Maneggiare con cura

Oggi il mio esercizio di scrittura ha preteso un ragionamento sulla fragilità, figurati, è come invitare un’oca a bere, ho scritto così tanto che è arrivata l’ora di pranzo e non me ne sono neppure accorta.

Qualche settimana fa avevo ordinato sul sito di Zara home un vaso bellissimo, verde a pois e righe bianche, sapete che non posso vivere senza fiori, bè è arrivato rotto, ho chiamato subito il call center, mi ha risposto un ragazzo gentile dalla Spagna, che voglia di spiaggia mi ha fatto venire, gli ho raccontato tutto, mi ha risposto di buttare via il vaso rotto e anche di stare molto attenta a non ferirmi nello smaltimento, ho apprezzato che l’abbia detto, poteva non farlo, mi ha assicurato che nel giro di pochi giorni sarebbe arrivato quello nuovo. Prima di mettere giù mi ha chiesto se sulla scatola del vaso rotto c’era l’adesivo fragile, ho controllato, non c’era. Qualche giorno dopo è arrivato il vaso nuovo, perfettamente imballato in triplo strato di carta kraft e sul pacco un grosso adesivo che diceva FRAGILE, stavolta il vaso era intatto, quello vecchio però non l’ho ancora buttato, non riesco a separarmi dalle cose a pezzi.

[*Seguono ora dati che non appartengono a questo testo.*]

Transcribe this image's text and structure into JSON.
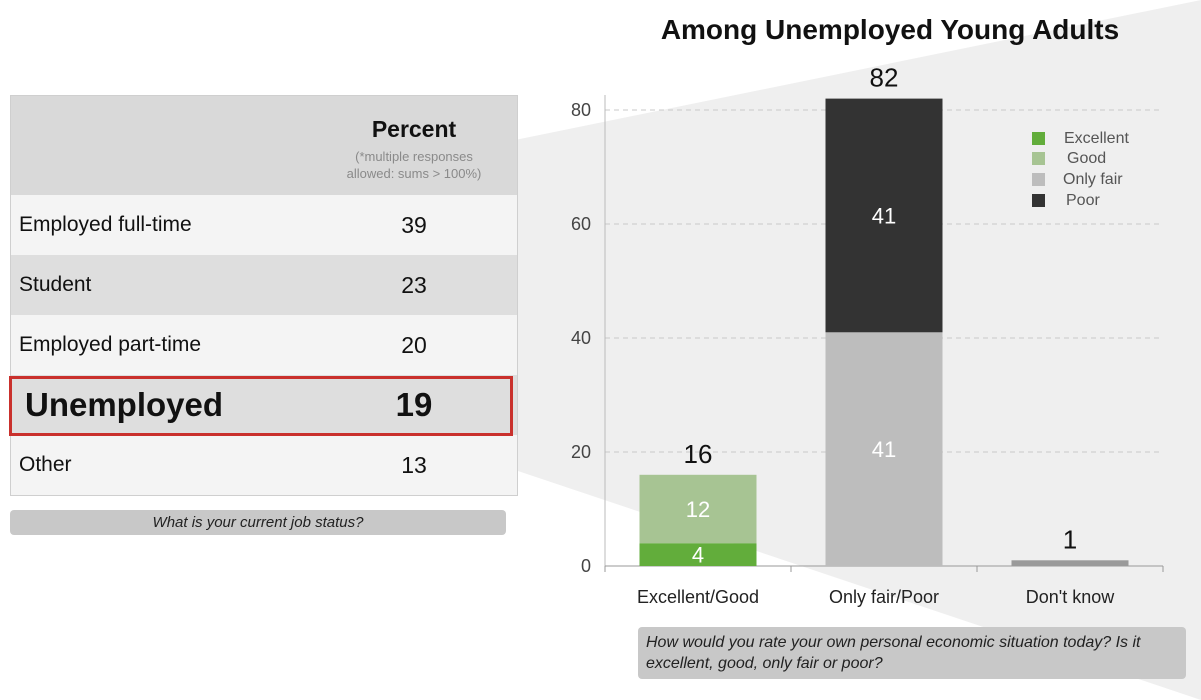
{
  "table": {
    "header": "Percent",
    "note_line1": "(*multiple responses",
    "note_line2": "allowed: sums > 100%)",
    "rows": [
      {
        "label": "Employed full-time",
        "value": "39"
      },
      {
        "label": "Student",
        "value": "23"
      },
      {
        "label": "Employed part-time",
        "value": "20"
      },
      {
        "label": "Unemployed",
        "value": "19"
      },
      {
        "label": "Other",
        "value": "13"
      }
    ],
    "question": "What is your current job status?"
  },
  "chart_question": "How would you rate your own personal economic situation today? Is it excellent, good, only fair or poor?",
  "colors": {
    "excellent": "#62ad3b",
    "good": "#a7c493",
    "only_fair": "#bdbdbd",
    "poor": "#333333",
    "dont_know": "#9a9a9a",
    "highlight": "#c9302c"
  },
  "chart_data": {
    "type": "bar",
    "stacked": true,
    "title": "Among Unemployed Young Adults",
    "categories": [
      "Excellent/Good",
      "Only fair/Poor",
      "Don't know"
    ],
    "series": [
      {
        "name": "Excellent",
        "values": [
          4,
          null,
          null
        ]
      },
      {
        "name": "Good",
        "values": [
          12,
          null,
          null
        ]
      },
      {
        "name": "Only fair",
        "values": [
          null,
          41,
          null
        ]
      },
      {
        "name": "Poor",
        "values": [
          null,
          41,
          null
        ]
      },
      {
        "values": [
          null,
          null,
          1
        ]
      }
    ],
    "totals": [
      "16",
      "82",
      "1"
    ],
    "ylim": [
      0,
      85
    ],
    "yticks": [
      0,
      20,
      40,
      60,
      80
    ],
    "grid": true,
    "legend": "top-right",
    "xlabel": "",
    "ylabel": ""
  }
}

Pensavo che bisognerebbe trattare tutto come che sia fragile anche se non c’è l’adesivo, io ci provo ogni volta a trattare pacchi, persone, cani, fiori, bambini, poesie, sorrisi, semafori, parole, cibi, messaggi con molta gentilezza, mi prendo il tempo necessario per farlo perché è giusto così, non mi importa se la fragilità è evidente oppure no, in un mondo gentile vivono meglio tutti, i fragili e i forti. Non dovrebbe esserci bisogno di adesivi nel mio mondo ideale.

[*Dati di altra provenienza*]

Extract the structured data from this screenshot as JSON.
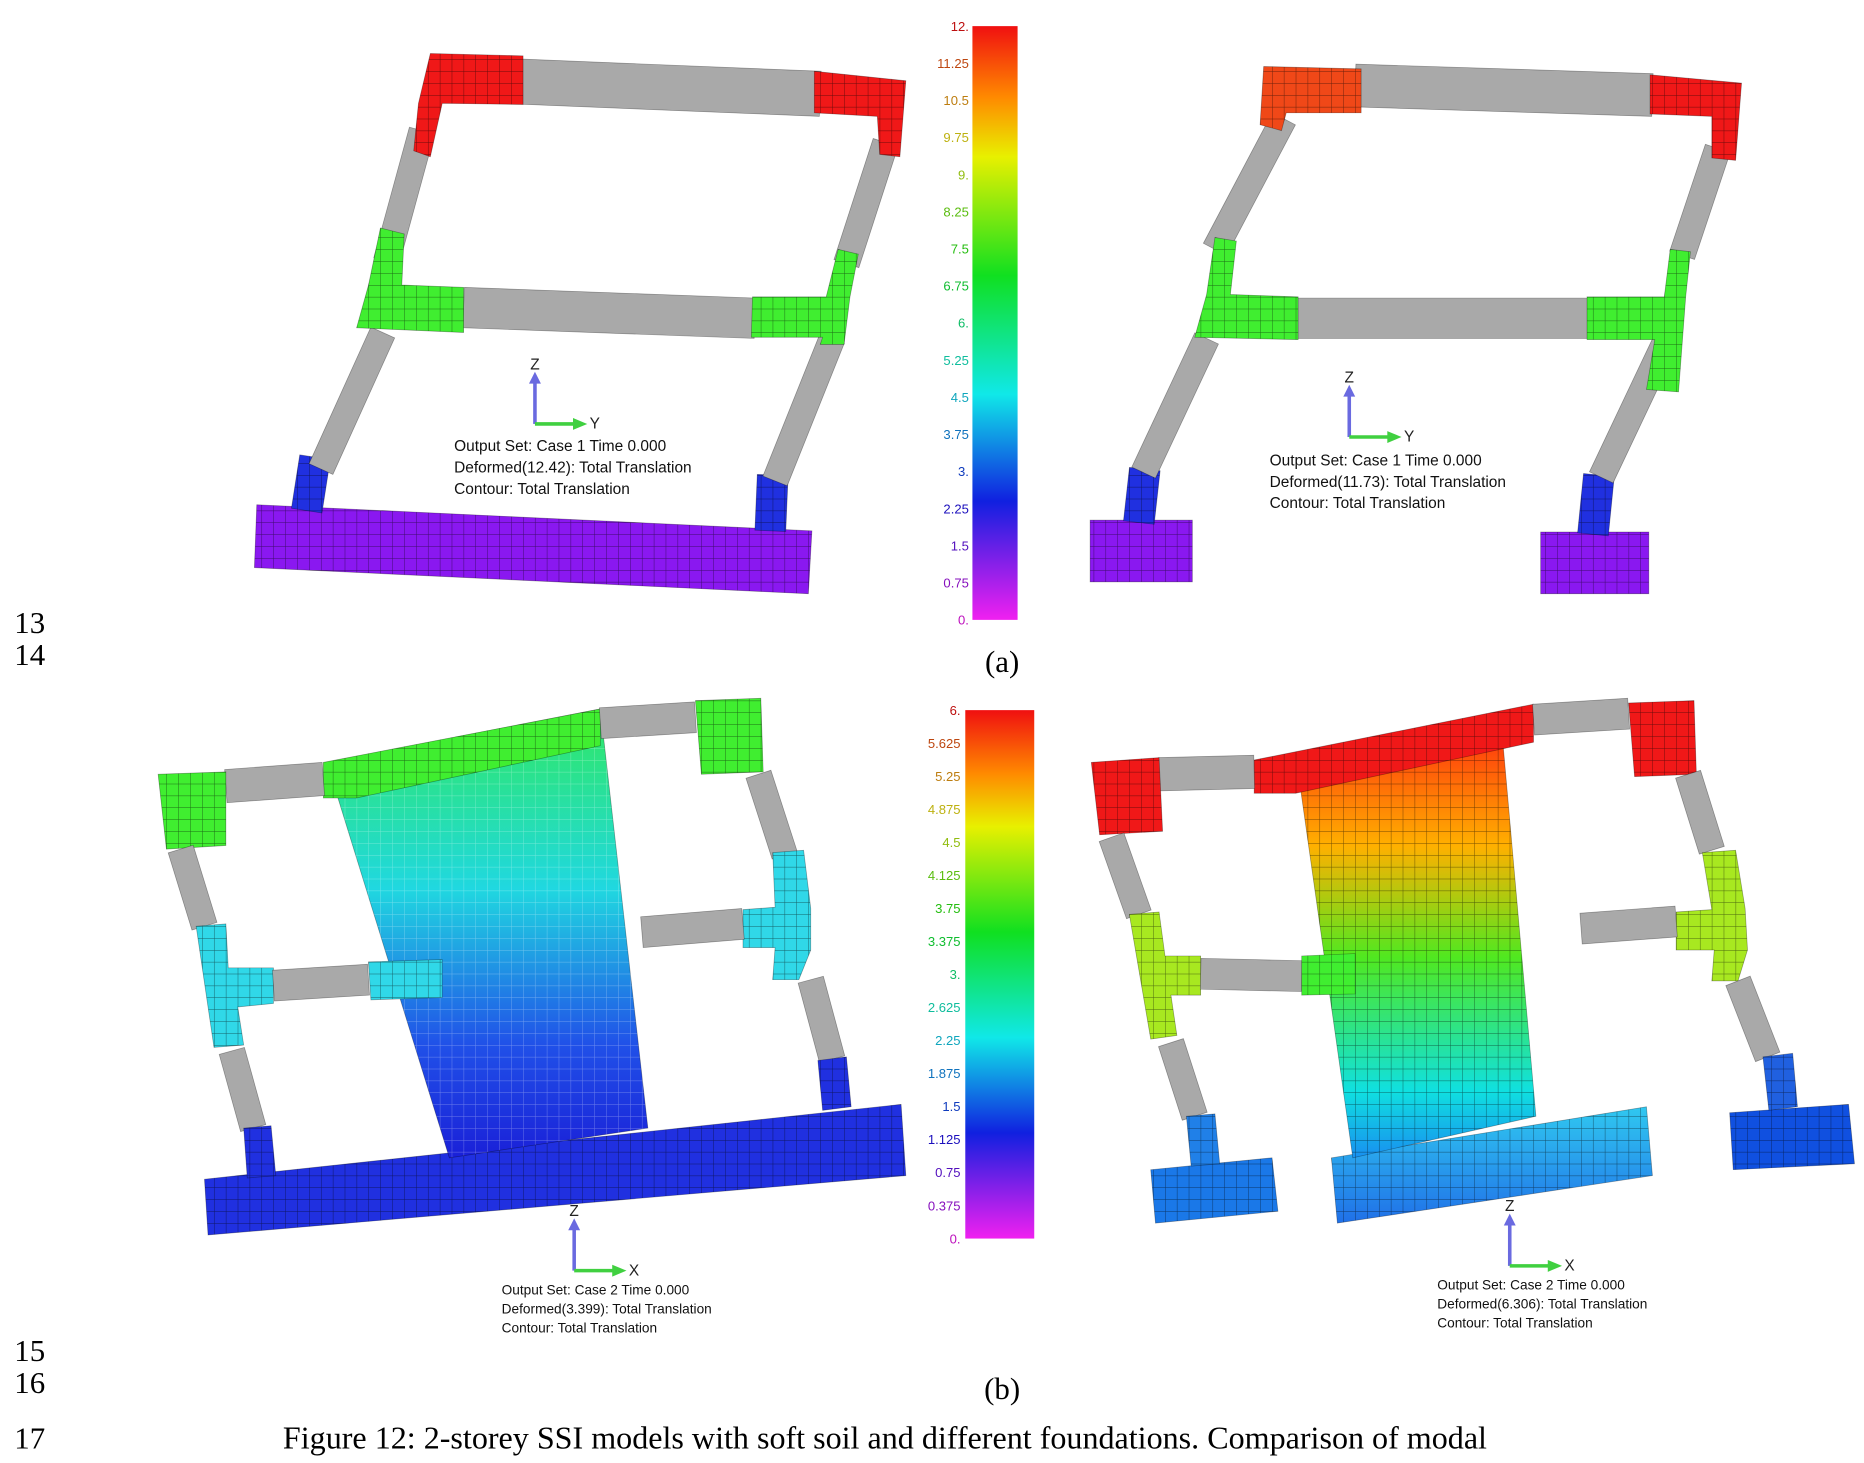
{
  "line_numbers": [
    "13",
    "14",
    "15",
    "16",
    "17"
  ],
  "panel_a": {
    "label": "(a)",
    "colorbar_labels": [
      "12.",
      "11.25",
      "10.5",
      "9.75",
      "9.",
      "8.25",
      "7.5",
      "6.75",
      "6.",
      "5.25",
      "4.5",
      "3.75",
      "3.",
      "2.25",
      "1.5",
      "0.75",
      "0."
    ],
    "models": [
      {
        "axis_up": "Z",
        "axis_right": "Y",
        "annotation": [
          "Output Set: Case    1 Time    0.000",
          "Deformed(12.42): Total Translation",
          "Contour: Total Translation"
        ]
      },
      {
        "axis_up": "Z",
        "axis_right": "Y",
        "annotation": [
          "Output Set: Case    1 Time    0.000",
          "Deformed(11.73): Total Translation",
          "Contour: Total Translation"
        ]
      }
    ]
  },
  "panel_b": {
    "label": "(b)",
    "colorbar_labels": [
      "6.",
      "5.625",
      "5.25",
      "4.875",
      "4.5",
      "4.125",
      "3.75",
      "3.375",
      "3.",
      "2.625",
      "2.25",
      "1.875",
      "1.5",
      "1.125",
      "0.75",
      "0.375",
      "0."
    ],
    "models": [
      {
        "axis_up": "Z",
        "axis_right": "X",
        "annotation": [
          "Output Set: Case    2 Time    0.000",
          "Deformed(3.399): Total Translation",
          "Contour: Total Translation"
        ]
      },
      {
        "axis_up": "Z",
        "axis_right": "X",
        "annotation": [
          "Output Set: Case    2 Time    0.000",
          "Deformed(6.306): Total Translation",
          "Contour: Total Translation"
        ]
      }
    ]
  },
  "caption": "Figure 12: 2-storey SSI models with soft soil and different foundations. Comparison of modal"
}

Le randagie certe cose le sanno molto bene.

Stasera quando uscirò con Pasqualino raccoglierò le erbe per la notte di San Giovanni e anche dei fiori di campo da mettere nel mio vaso verde a pois e righe bianche.

Le giornate scorrono velocemente fra mille cose, da domani inizierò a preparare l’ennesimo concorso per un posto al ribasso, lo faccio perché mi sento più tranquilla così ma ho la certezza che stia per arrivare qualcosa d’altro, qualcosa di giusto per me, ora.

Leggo molto, scrivo moltissimo, curo i miei fiori e i miei animali, alla sera vado a letto distrutta e mi addormento subito, quasi più in fretta di Pasqualino e sono soddisfatta di essere una randagia fragile che ama tantissimo le storie e le parole.

Da maneggiare con cura però. Come ciascuno di noi.